The claim of soothsayers that the US has nothing to fear since the global economy is strong is simply dubious at best. The safest course for FED to take is to adhere to its current interest rate target, and steadfastly defend this target. If needs arise, FED can continuously inject sufficient amount of liquidity into the financial market to prevent the Federal Funds rate to go above 5.25%. After a while the financial market will get used to the gradually shrinking liquidity bubble, and the panic stage will be over. As the liquidity bubble withers away, the US economic growth rate will come down further and the job market will become worse, but the ratio of trade-deficit-to-GDP will keep declining.
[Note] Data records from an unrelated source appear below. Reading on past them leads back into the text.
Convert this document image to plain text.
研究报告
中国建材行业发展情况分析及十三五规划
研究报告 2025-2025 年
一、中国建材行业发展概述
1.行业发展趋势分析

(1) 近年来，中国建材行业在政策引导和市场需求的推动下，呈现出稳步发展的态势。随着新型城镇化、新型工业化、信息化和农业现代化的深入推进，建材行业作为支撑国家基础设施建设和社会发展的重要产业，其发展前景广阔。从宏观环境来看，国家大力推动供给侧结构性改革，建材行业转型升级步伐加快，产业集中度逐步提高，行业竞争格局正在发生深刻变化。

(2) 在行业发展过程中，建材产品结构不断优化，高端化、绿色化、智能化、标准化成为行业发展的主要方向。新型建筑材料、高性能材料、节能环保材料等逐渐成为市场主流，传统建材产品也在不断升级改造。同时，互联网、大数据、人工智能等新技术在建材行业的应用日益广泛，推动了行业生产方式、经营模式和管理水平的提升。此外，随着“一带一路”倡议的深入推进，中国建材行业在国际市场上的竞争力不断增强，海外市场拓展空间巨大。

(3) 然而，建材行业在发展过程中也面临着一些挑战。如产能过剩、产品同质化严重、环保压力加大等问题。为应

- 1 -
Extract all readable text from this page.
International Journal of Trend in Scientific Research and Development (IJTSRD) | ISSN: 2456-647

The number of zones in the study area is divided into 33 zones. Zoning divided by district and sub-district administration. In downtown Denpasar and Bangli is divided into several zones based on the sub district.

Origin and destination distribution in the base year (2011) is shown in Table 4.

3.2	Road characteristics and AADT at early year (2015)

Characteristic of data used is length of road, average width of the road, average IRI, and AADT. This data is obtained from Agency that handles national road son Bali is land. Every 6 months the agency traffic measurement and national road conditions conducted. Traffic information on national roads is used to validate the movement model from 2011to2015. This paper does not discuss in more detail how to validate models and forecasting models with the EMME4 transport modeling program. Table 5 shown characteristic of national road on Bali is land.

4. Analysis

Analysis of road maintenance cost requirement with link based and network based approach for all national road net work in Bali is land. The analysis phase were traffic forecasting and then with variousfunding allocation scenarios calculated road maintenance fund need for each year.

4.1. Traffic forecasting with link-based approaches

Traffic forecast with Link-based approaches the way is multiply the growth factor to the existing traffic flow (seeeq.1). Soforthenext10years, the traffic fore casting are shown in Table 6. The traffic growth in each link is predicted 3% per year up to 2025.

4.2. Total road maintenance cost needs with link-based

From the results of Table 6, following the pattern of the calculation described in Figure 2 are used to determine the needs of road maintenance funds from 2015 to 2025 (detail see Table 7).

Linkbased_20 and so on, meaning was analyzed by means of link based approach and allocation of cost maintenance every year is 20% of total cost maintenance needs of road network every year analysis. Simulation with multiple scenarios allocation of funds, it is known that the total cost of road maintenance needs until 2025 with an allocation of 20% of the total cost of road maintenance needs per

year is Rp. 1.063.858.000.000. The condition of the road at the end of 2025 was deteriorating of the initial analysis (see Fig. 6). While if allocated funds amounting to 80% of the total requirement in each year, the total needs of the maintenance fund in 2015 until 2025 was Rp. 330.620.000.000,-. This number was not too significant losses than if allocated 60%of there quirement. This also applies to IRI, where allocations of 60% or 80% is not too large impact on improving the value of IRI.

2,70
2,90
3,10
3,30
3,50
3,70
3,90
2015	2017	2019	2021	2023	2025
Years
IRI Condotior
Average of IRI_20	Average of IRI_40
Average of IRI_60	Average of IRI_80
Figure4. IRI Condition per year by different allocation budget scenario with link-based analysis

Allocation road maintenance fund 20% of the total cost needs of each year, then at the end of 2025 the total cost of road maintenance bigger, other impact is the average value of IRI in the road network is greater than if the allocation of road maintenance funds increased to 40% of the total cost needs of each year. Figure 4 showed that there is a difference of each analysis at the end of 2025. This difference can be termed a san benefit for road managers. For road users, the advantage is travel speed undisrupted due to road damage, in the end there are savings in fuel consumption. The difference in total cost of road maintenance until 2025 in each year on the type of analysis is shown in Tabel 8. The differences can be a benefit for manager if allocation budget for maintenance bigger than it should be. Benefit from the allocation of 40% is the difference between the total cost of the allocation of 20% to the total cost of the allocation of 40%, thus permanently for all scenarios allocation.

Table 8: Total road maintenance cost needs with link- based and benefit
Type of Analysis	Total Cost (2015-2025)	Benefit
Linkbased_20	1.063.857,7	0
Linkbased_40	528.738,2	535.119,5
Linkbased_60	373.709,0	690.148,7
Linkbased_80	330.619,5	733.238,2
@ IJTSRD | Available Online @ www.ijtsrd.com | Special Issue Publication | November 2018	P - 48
As the ratio drops to a certain level, US Dollar will regain the power to bounce up without the artificial stimulus like yen carry trades. It is at that juncture FED will be able to lower interest rate gradually and jump start the economic growth again. Only after such a soft landing is accomplished, policy makers should seriously consider ways to address the means to prevent the reemergence of global trade imbalance and to rein in the run away leverage and the explosion of derivatives even at the cost of scaling back the irresponsible and ill-thought-of globalization process. Otherwise the financial crises will reoccur again and again until the big bang that destroys the global financial system as well as the global economy.